Oby Ezekwesili hoping to be Nigeria’s first female president
Nigeria’s presidential election was shaping up to be a contest between two veteran male politicians, but the candidacy of Oby Ezekwesili could change that.
Women have run for the presidency before but she is the most prominent Nigerian woman to challenge for the top job, the
Ms Ezekwesili is well known for leading the #BringBackOurGirls campaign to help free the 276 girls kidnapped from Chibok, northern Nigeria, in 2014. She has also served as the country’s education minister and vice-president of the World Bank.
But come February’s vote it will be a tough challenge to unseat incumbent President Muhammadu Buhari, 75, or beat the main opposition candidate, Atiku Abubakar, 72, who both have formidable party machines behind them.
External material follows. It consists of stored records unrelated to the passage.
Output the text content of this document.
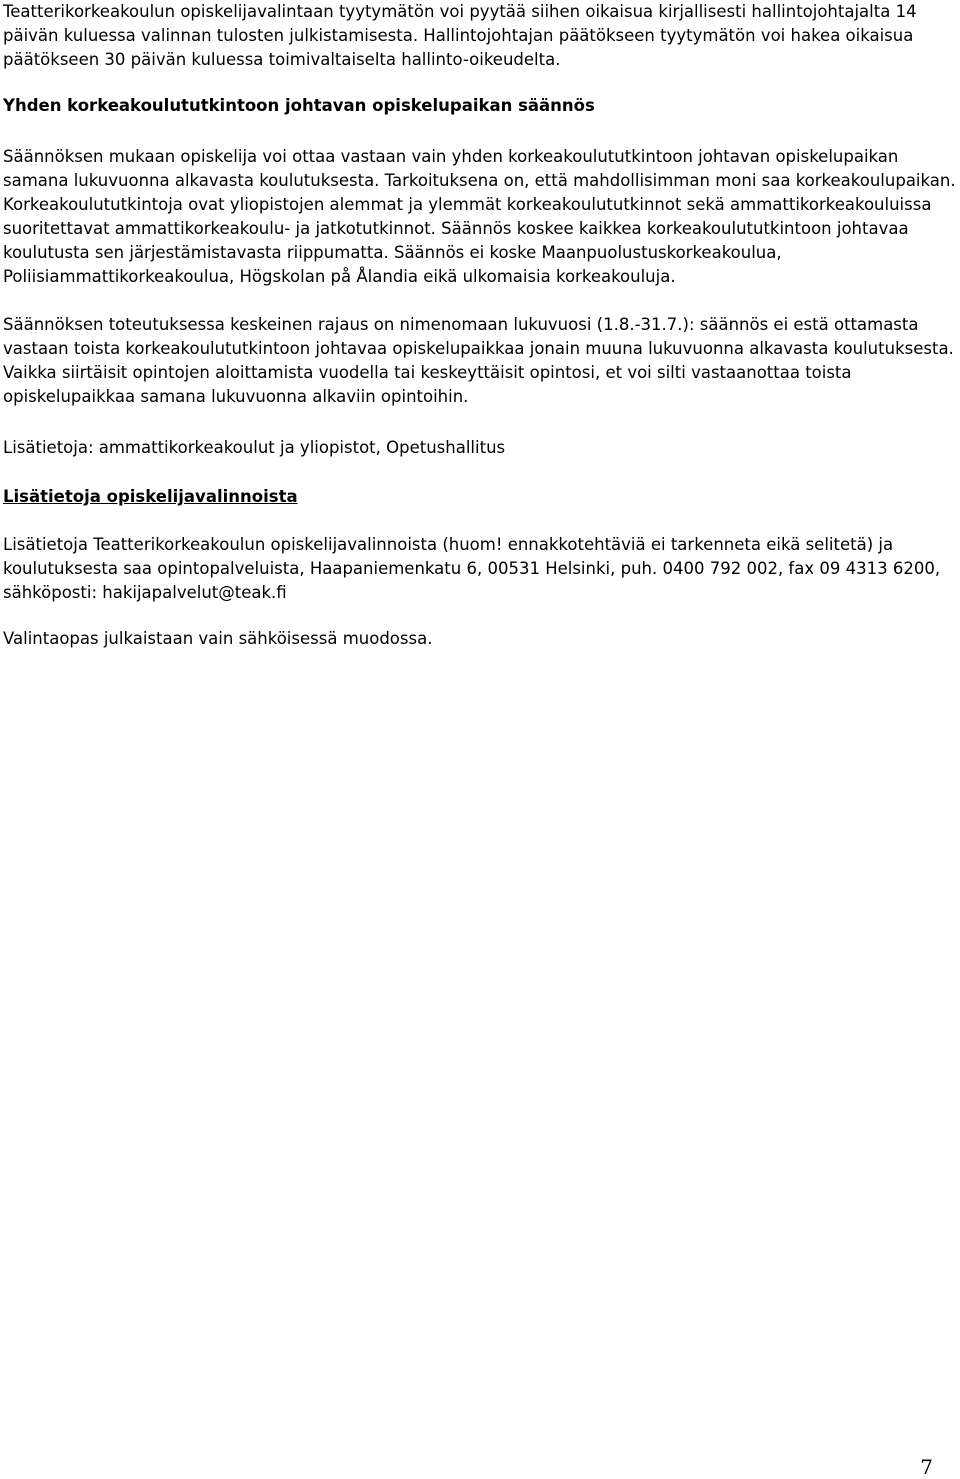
Teatterikorkeakoulun opiskelijavalintaan tyytymätön voi pyytää siihen oikaisua kirjallisesti hallintojohtajalta 14
päivän kuluessa valinnan tulosten julkistamisesta. Hallintojohtajan päätökseen tyytymätön voi hakea oikaisua
päätökseen 30 päivän kuluessa toimivaltaiselta hallinto-oikeudelta.

Yhden korkeakoulututkintoon johtavan opiskelupaikan säännös

Säännöksen mukaan opiskelija voi ottaa vastaan vain yhden korkeakoulututkintoon johtavan opiskelupaikan
samana lukuvuonna alkavasta koulutuksesta. Tarkoituksena on, että mahdollisimman moni saa korkeakoulupaikan.
Korkeakoulututkintoja ovat yliopistojen alemmat ja ylemmät korkeakoulututkinnot sekä ammattikorkeakouluissa
suoritettavat ammattikorkeakoulu- ja jatkotutkinnot. Säännös koskee kaikkea korkeakoulututkintoon johtavaa
koulutusta sen järjestämistavasta riippumatta. Säännös ei koske Maanpuolustuskorkeakoulua,
Poliisiammattikorkeakoulua, Högskolan på Ålandia eikä ulkomaisia korkeakouluja.

Säännöksen toteutuksessa keskeinen rajaus on nimenomaan lukuvuosi (1.8.-31.7.): säännös ei estä ottamasta
vastaan toista korkeakoulututkintoon johtavaa opiskelupaikkaa jonain muuna lukuvuonna alkavasta koulutuksesta.
Vaikka siirtäisit opintojen aloittamista vuodella tai keskeyttäisit opintosi, et voi silti vastaanottaa toista
opiskelupaikkaa samana lukuvuonna alkaviin opintoihin.

Lisätietoja: ammattikorkeakoulut ja yliopistot, Opetushallitus

Lisätietoja opiskelijavalinnoista

Lisätietoja Teatterikorkeakoulun opiskelijavalinnoista (huom! ennakkotehtäviä ei tarkenneta eikä selitetä) ja
koulutuksesta saa opintopalveluista, Haapaniemenkatu 6, 00531 Helsinki, puh. 0400 792 002, fax 09 4313 6200,
sähköposti: hakijapalvelut@teak.fi

Valintaopas julkaistaan vain sähköisessä muodossa.

7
President Muhammadu Buhari and former Vice-President Atiku Abubakar are the leading candidates
The deadline to register for the election passed at midnight local time (23:00 GMT) on Sunday and at least nine candidates in all are thought to have submitted their papers.
At the weekend, President Buhari was nominated by his All Progressives Congress (APC) and Mr Abubakar beat a field of 11 others to become the flag bearer for the People’s Democratic Party (PDP).
The two parties have supplied all of Nigeria’s presidents since the end of military rule in 1999.
What is Oby Ezekwesili’s message?
For Ms Ezekwesili the men she is facing represent a “mediocre political class that bumbles from one crisis to another”, as she told the meeting of the Allied Congress Party of Nigeria (ACPN), where her candidacy was declared.
She is setting herself up as the anti-establishment candidate, calling the politicians in charge of the country part of “an evil ruling class”. And, in an Obama-like move, the ACPN is labelling her as the “hope” candidate.
Ms Ezekwesili, who is 55 years old, is also trying to appeal to the youth of the country, saying that the people in charge do not understand the technological changes that are happening.
More than 50% of Nigerians are under the age of 30.
“How can a country gifted with millions of young, vibrant, brilliant people, be satisfied with just being [an] onlooker?” she asked.